A poche centinaia di metri, verso il Borgo umbertino c’è il Sonora. Il Sonora è il bar dei freak di Taranto, dei quali volente o nolente faccio parte. Il Sonora non è solo un locale, è un’astronave socioculturale inventata da Ciro che ne è artefice e prima vittima. Al Sonora la cultura underground si mette il vestito buono per ballare con l’autenticità. Puoi ascoltare un concerto indie sotto luci morbide e poi chiacchierare con l’artista mentre ti prepari un panzerotto al volo. Qui i tavoli non sono solo tavoli, ma punti di partenza per rivoluzioni personali. Il Sonora è un’appendice dell’anima di Taranto, quel lato che pulsa forte anche quando fuori c’è silenzio. Dentro il Sonora si mischiano giovani rientrati, musicisti di passaggio, localissimi filosofi da bar e creativi stropicciati. Il Sonora è un posto che ti abbraccia.
E poi c’è lui, il Mar Piccolo. Uno specchio d’acqua che sembra quieto ma ti dice la verità se lo ascolti. Ha la calma di un vecchio saggio e la rabbia di chi è stato tradito troppe volte. Ma resiste, come i tarantini. È un luogo che ti mette davanti a quello che sei, senza sconti né filtri. Lì ho capito che quando mi sono trasferito qui non stavo solo cambiando indirizzo, ma pelle.
E in fondo Taranto è così: una città che ti guarda dritto negli occhi e ti dice “qui puoi fermarti, o puoi ricominciare, ma non puoi fingere”.
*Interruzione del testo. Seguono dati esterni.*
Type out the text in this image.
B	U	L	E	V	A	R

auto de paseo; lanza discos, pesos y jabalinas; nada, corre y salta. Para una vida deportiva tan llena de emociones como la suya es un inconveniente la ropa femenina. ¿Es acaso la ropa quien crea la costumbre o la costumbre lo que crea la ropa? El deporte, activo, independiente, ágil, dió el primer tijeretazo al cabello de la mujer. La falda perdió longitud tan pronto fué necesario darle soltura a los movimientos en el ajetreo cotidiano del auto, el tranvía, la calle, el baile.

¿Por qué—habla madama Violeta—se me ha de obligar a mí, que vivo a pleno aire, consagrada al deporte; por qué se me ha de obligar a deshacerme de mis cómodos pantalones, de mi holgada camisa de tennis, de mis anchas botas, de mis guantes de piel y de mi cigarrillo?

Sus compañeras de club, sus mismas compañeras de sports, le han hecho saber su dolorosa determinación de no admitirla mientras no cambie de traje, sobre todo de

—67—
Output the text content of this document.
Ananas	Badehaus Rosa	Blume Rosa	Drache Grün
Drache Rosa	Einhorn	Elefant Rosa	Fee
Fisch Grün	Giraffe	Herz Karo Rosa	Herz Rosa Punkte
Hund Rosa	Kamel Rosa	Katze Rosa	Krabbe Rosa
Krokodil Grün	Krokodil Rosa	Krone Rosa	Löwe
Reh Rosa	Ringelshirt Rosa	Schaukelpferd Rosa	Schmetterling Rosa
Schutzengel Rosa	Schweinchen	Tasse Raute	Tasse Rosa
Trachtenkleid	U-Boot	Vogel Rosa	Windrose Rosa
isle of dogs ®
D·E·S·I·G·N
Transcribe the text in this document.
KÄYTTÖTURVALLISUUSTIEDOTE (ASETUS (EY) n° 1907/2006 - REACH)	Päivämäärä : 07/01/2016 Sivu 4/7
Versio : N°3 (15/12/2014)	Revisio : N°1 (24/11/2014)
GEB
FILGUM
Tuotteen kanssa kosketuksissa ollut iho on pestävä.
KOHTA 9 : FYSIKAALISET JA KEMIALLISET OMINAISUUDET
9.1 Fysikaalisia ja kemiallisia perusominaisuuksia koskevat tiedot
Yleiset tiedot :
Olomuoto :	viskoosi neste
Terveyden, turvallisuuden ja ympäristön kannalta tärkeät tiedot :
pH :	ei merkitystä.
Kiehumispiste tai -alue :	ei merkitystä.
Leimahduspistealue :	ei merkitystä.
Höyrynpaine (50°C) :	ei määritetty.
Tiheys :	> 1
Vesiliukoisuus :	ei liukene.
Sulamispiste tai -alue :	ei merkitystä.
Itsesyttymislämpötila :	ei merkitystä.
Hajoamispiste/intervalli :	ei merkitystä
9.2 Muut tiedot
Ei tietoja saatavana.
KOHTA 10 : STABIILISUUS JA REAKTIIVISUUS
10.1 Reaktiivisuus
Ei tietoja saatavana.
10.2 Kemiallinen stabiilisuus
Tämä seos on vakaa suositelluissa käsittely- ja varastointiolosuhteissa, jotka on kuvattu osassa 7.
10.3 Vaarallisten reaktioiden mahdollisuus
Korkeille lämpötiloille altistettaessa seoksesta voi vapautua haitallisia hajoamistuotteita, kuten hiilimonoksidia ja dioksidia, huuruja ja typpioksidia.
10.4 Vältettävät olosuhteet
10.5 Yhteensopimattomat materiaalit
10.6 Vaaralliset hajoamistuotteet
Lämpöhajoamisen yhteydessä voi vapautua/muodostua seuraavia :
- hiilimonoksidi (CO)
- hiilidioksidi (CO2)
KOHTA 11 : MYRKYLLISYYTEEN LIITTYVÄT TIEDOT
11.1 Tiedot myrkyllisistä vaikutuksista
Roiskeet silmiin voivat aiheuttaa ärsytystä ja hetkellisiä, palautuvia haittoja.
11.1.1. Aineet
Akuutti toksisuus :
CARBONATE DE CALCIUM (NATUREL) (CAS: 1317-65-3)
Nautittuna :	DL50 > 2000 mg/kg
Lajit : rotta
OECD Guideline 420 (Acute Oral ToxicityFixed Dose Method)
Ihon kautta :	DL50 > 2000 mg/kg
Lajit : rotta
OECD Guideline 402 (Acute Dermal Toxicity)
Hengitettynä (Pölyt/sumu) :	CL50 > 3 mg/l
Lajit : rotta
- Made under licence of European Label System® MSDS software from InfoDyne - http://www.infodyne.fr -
Stai scrivendo un altro libro?
Sì, sto lavorando al prossimo libro. O meglio: sto cercando di capire quale storia scrivere. Perché in realtà ne ho tre in testa, tutti e tre insistenti come bambini che ti tirano la manica perché vogliono attenzione.
Uno è una storia tenera e un po’ surreale, il secondo ha dentro una vena noir che non so ancora se ho voglia di esplorare fino in fondo, e il terzo… be’, il terzo è quello che mi fa più paura. Quindi forse è proprio quello giusto. Il mio editore (Salani n.d.r.) sta aspettando notizie, devo ammettere che sono più lento del solito.
Quello che è certo è che sarà un romanzo, stavolta. Niente memoir, niente saggistica mascherata. Ho voglia di perdermi in una storia che non sia la mia, ma che magari parla anche un po’ di me — come tutte le storie scritte col cuore, alla fine.
È un processo strano: alcune scene già le vedo chiaramente, come se fossero sogni ricorrenti. Altre ancora sono nebbia. Ma succede sempre più spesso che i personaggi cominciano a parlare da soli, a muoversi senza chiederti il permesso. E lì capisci che non puoi più tirarti indietro.
Quindi sì, sto scrivendo. Lentamente, in sordina. Con la consapevolezza che sarà molto diverso da Cambio Vita, Vado al Sud. Meno autobiografico, più universale. Ma con la stessa voglia di dire qualcosa di spericolato.
Ringrazio Alessandro per la gentilezza e la bellezza con cui ha risposto a queste domande (facendomi venir voglia di prendere un aereo e passare un pomeriggio al mare quanto prima). E consiglio la lettura di “Cambio vita e vado al sud” a tutti quei dispersi in cerca di una rotta nuova.